The higher rate of seromas reported in a study by Samir et al. [11] and one by P. Kyamanywa in Uganda (unpublished) were not observed in this study. Seromas may result from extensive tissue dissection. The studies mentioned above showed that seromas are an inherent problem in mesh-based hernia repairs. The explanation for this is not clear; however, it is known that the mesh is invaded rapidly by fibroblasts that fill up the pores in the mesh. This could result in delayed absorption of the serous fluid accumulating in the wound after the operation, leading to seroma formation.

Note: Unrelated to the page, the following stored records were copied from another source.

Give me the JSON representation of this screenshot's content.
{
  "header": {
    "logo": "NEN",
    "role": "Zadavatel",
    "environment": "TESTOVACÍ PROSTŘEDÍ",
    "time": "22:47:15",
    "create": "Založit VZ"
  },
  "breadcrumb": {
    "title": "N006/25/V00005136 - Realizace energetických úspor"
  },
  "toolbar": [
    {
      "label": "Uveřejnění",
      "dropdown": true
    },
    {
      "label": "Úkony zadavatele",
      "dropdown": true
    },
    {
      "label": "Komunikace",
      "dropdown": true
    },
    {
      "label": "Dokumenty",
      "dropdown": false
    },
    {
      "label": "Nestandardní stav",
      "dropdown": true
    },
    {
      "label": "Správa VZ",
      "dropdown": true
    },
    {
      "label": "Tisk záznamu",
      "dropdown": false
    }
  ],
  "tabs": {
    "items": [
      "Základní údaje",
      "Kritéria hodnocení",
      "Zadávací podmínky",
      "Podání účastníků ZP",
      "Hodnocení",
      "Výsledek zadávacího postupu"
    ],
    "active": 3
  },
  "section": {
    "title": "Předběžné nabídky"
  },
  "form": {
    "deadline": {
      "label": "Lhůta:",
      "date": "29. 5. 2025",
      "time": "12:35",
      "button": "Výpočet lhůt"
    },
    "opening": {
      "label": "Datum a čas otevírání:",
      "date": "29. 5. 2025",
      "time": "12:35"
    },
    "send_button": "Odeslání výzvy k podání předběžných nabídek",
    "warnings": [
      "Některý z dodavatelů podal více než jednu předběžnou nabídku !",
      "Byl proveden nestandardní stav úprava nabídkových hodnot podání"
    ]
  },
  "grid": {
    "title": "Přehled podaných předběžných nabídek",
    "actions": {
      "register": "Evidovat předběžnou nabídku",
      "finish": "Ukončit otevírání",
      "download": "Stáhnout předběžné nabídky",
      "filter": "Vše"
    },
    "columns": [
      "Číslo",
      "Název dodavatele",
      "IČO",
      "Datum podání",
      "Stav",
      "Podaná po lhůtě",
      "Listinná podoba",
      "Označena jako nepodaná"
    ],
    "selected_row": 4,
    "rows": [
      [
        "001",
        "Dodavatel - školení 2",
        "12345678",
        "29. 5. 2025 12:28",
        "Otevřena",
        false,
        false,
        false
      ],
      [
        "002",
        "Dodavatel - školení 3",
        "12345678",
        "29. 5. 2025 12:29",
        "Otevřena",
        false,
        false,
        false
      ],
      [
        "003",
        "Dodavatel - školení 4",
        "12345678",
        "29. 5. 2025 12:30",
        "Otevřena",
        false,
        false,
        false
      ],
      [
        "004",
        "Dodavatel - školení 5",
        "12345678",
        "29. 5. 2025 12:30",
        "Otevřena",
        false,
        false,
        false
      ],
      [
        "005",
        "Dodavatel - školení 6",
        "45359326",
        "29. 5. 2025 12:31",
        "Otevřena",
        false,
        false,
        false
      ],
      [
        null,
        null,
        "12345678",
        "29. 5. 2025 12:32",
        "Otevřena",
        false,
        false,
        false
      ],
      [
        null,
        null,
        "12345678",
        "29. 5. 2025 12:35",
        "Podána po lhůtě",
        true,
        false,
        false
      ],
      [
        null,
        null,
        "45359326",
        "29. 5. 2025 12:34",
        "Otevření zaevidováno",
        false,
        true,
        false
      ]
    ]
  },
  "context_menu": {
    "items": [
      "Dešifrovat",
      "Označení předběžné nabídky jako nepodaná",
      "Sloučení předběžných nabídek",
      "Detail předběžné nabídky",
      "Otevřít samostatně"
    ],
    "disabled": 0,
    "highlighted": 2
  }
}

The absence of severe adverse events in this study demonstrates that both Desarda and Lichtenstein methods can be employed safely in day case surgery under local anaesthesia in surgical out-patient theatres of most hospitals in resource-constrained countries.

Study limitations

  1. 1.

    The methods of assessment of normal gait and pain (by use of the Visual Analogue Scale), though widely employed, are subject to participant and observer bias. An effort was made at every stage of the trial to blind the participant and the outcomes assessor. Any possible shortcomings pertaining to the methods of data collection were due mainly to the inherent problems of these methods. The outcomes assessor was specially trained prior to the start of the trial.

  2. 2.

    With regard to postoperative complications, notably the absence of wound sepsis in this study, its generalisation to the general population is limited only to those patients with similar baseline characteristics, and who can afford prophylactic antibiotics.

  3. 3.

    Since the follow up of the participants in this study was designed to be completed in 2 weeks, due to the limited time and funds available, some short-term complications that possibly occurred 2 weeks postoperatively were not documented. Two months would be a suitable period of follow-up to observe most of the delayed early complications of hernia repair.

Conclusions

  1. 1.

    This study has shown that the efficacy of the Desarda technique with respect to influencing the short-term outcomes of hernia repair is comparable to that of Lichtenstein method.

  2. 2.

    In the operator’s hands, the Desarda repair was shown to take a significantly shorter operative time than the Lichtenstein repair. In the face of resource constraints, this should make surgeons consider the Desarda’s repair as a more cost-effective method.

  3. 3.

    The Desarda and Lichtenstein methods can be employed safely in day case surgery under local anaesthesia in surgical out-patient theatres of hospitals in resource-constrained communities.

  4. 4.

    This study affirmed the fact that in male patients with Nyhus class IIIB hernias, and irrespective of the technique of hernia repair used, a judicious and meticulous approach to the mobilisation and resection of the sac should be observed. Surgery in these patients is attended by more postoperative pain, delayed return to normal gait, and increased intra-operative and postoperative complications.

Recommendations

  1. 1.

    A clinical trial comparing the Lichtenstein and Desarda methods for inguinal hernia repair involving a larger study population should be carried out in an African setting to establish the long-term efficacy of the Desarda method. In addition, there is a need for long-term follow up of the cohort of patients in this study to establish long-term outcomes such as recurrence and chronic groin pain.

  2. 2.

    Multi-centre trials comparing the Desarda and Lichtenstein methods should be carried out at referral and district hospitals in Africa to enhance the generalisation of the results because of the anticipated heterogeneity in patient populations and centre practices. This also would help to solicit a wider range of clinical opinions concerning the Desarda method.

  3. 3.

    We are cognisant of the fact that this was a small study. However, in view of the available literature—including the study done by Prof. M.P. Desarda—it is recommended that surgeons, surgical trainees and medical students in training schools in resource-poor communities be encouraged, through continuing medical education, to acquaint themselves with the Desarda method of inguinal hernia repair.